Insgesamt weisen weiße Flächen einen leichten Rotstich auf. Auch bei Rottönen wird keine hundertprozentige Farbtreue erreicht. Die Belichtung des Fotos wird - wie bei fast allen Kameras - von der Ausleuchtung in der Suchermitte abhängig gemacht. Sehr helle Bereich, wie z.B. der Himmel werden dann zu stark belichtet. Während die anderen Teile des Bildes dann zu dunkel abgebildet werden. Insgesamt kann die Qualität der Bilder der 3-Megapixel-Kamera nicht überzeugen. An die Super-Megapixler aus dem Hause Sony Ericsson oder an das Renoir aus eigenem Hause kommt sie selbstverständlich nicht heran. Selbst Bilder des betagten Nokia N73 wirken besser. Videos nimmt das KB770 nur mit 320 x 240 Pixel auf. Abgespielt werden können alle Videos in den Formaten 3GP, H263, H264 und MP4 in maximaler Auflösung von 240 x 320 Pixel.

Akkulaufzeit

Die Akkuleistung des KB770 geht in Ordnung.
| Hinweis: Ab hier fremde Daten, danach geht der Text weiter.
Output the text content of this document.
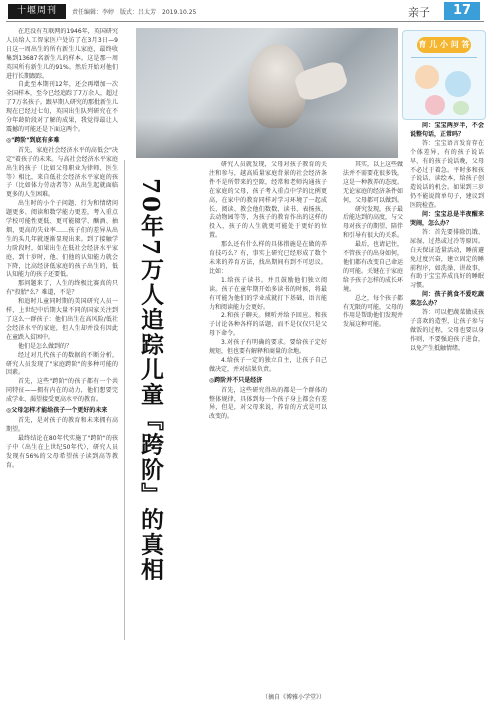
十堰周刊	责任编辑：李婷　版式：吕太芳　2019.10.25	亲子	17

在迟没有互联网的1946年，英国研究人员给人工智家医户处访了在3月3日—9日这一周出生的所有新生儿家庭，最终收集到13687名新生儿的样本。这是那一周英国所有新生儿的91%。然后开始对他们进行长期跟踪。

自此至本期刊12年，还会再增加一次全国样本，至今已经追踪了7万余人，超过了7万名孩子。跟早期人研究的那批新生儿现在已经过七旬，英国出生队列研究在不分年龄阶段对了解的成果，我觉得最让人震撼的可能还是下面这两个。

◎"跨阶"到底有多难

首先，家庭社会经济水平的高低会"决定"着孩子的未来。与高社会经济水平家庭出生的孩子（比如父母职业为律师、医生等）相比，来自低社会经济水平家庭的孩子（比如体力劳动者等）从出生起就面临更多的人生困难。

出生时的小个子问题、行为和情绪问题更多、阅读和数学能力更差，考入重点学校可能性更低、更可能辍学、酗酒、抽烟，更高的失业率……孩子们的差异从出生的头几年就逐渐显现出来。到了接触学力阶段时，如果出生在低社会经济水平家庭，到十岁时，他、们他的认知能力就会下降，比高经济低家庭的孩子出生的，低认知能力的孩子还要低。

那问题来了，人生的终极比赛真的只有"投胎"么？难道，不是？

和追时儿童同时期的美国研究人员一样，上世纪中后期大量不同的国家关注到了这么一群孩子：他们出生在高风险/低社会经济水平的家庭，但人生却并没有因此在童跌入贫困中。

他们是怎么做到的？

经过对几代孩子的数据的不断分析，研究人员发现了"家庭跨阶"的多种可能的因素。

首先，这些"跨阶"的孩子都有一个共同特征——拥有内在的动力，他们想要完成学业、渴望接受更高水平的教育。

◎父母怎样才能给孩子一个更好的未来

首先，是对孩子的教育和未来拥有高期望。

最终结论在80年代实施了"跨阶"的孩子中（出生在上世纪50年代），研究人员发现有56%的父母希望孩子读到高等教育。

育 儿 小 问 答
70年7万人追踪儿童『跨阶』的真相

研究人员就发现，父母对孩子教育的关注和参与，越高质量家庭背景的社会经济条件不是所带来的空隙，经常和老师沟通孩子在家庭的父母，孩子考入重点中学的比例更高，在家中的教育同样对学习环境了一起成长、阅读、教会他们数数、读书、表扬孩、去动物园等等，为孩子的教育作出的这样的投入，孩子的人生就更可能处于更好的位置。

那么还有什么样的具体措施是在做的养育技巧么？有，事实上研究已经形成了数个未来的养育方法，找出期间有到不可思议。比如：

1.给孩子读书。并且鼓励他们独立阅读。孩子在童年期开始多读书的时候，将最有可能为他们的学业成就打下基础，语言能力和阅读能力会更好。

2.和孩子聊天。倾听并给予回应。和孩子讨论各种各样的话题，而不是仅仅只是父母下命令。

3.对孩子有明确的要求。要给孩子定好规矩，但也要有解释和商量的余地。

4.给孩子一定的独立自主，让孩子自己做决定，并对结果负责。

◎跨阶并不只是经济

首先，这些研究得出的都是一个群体的整体规律，具体到每一个孩子身上都会有差异，但是，对父母来说，养育的方式是可以改变的。

其实，以上这些做法并不需要花很多钱，这是一种教养的态度。无论家庭的经济条件如何，父母都可以做到。

研究发现，孩子最后能达到的高度，与父母对孩子的期望、陪伴和引导有很大的关系。

最后，也请记住，不管孩子的出身如何，他们都有改变自己命运的可能。关键在于家庭给予孩子怎样的成长环境。

总之，每个孩子都有无限的可能，父母的作用是帮助他们发现并发展这种可能。

问：宝宝两岁半，不会说整句话，正常吗？

答：宝宝语言发育存在个体差异，有的孩子说话早，有的孩子说话晚，父母不必过于着急。平时多和孩子说话、读绘本，给孩子创造说话的机会。如果到三岁仍不能说简单句子，建议到医院检查。

问：宝宝总是半夜醒来哭闹，怎么办？

答：首先要排除饥饿、尿湿、过热或过冷等原因。白天保证适量活动，睡前避免过度兴奋，建立固定的睡前程序，如洗澡、讲故事，有助于宝宝养成良好的睡眠习惯。

问：孩子挑食不爱吃蔬菜怎么办？

答：可以把蔬菜做成孩子喜欢的造型，让孩子参与做饭的过程，父母也要以身作则，不要强迫孩子进食，以免产生抵触情绪。

（摘自《博雅小学堂》）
Der mitgelieferte 1000 mAh Akku gibt im TV-Modus nach knapp 3 Stunden seinen Geist auf, ein Fußballspiel samt Verlängerung oder der aktuellen Serienwahn in den Privaten ist also kein Problem für das Mini-TV. Bei normaler Nutzung (10 Minuten telefonieren, ein paar SMS und E-Mails, 90 Minuten MP3 am Tag, ein paar Fotos Videos) wird man nach knapp 2 Tagen aufladen müssen. Quasselstrippen werden dem Akku des KB770s nach knapp 3 1/2 Stunden Dauertelefonat im GSM-Netz und etwa 4 Stunden im UMTS-Netz die Lichter ausblasen. Intensivnutzer mit Hang zum Masochismus (Stichwort Internetnutzung auf dem KB770) werden den Akku ihres Schmuckstücks auch täglich betanken müssen.

Videotestbericht

Fazit

Autor

Der Fokus des KB770 liegt beim mobilem Fernsehen, Die PIM-Funktionen des KB770 sind ausreichend, aber sicher kein Aushängeschild. Die Bedienung über den 3-Zoll-Touchscreen geht überwiegend flott von der Hand. Mobiles Internet ist trotz der HSDPA-Unterstützung keine Stärke des KB770, der integrierte Browser reagiert dafür einfach zu lahm. Der klanglich wenig überzeugende Musicplayer macht auch keine rechte Freude. Was bleibt ist die Tatsache, dass bewegte Bilder kristallklar wieder gegeben werden. Die Empfangsleistung des internen TV-Tuners ist zwar gut, fällt aber hinter dem HB620T zurück. Wer ein Mobiltelefon mit TV-Funktionalität sucht, kommt um das LG KB770 mangels Alternativen kaum herum. Nur das deutlich teurere und mit Windows Mobile betriebene GSmart G600 kommt da noch in die engere Auswahl. Ohne DVB-T Empfang bleibt das neue LG aber ein schnödes, nicht wirklich gut ausgestattetes Handy. Potentielle Käufer, die sich nicht im Einzugsbiet von DVB-T aufhalten, können sich den Kauf daher verkneifen.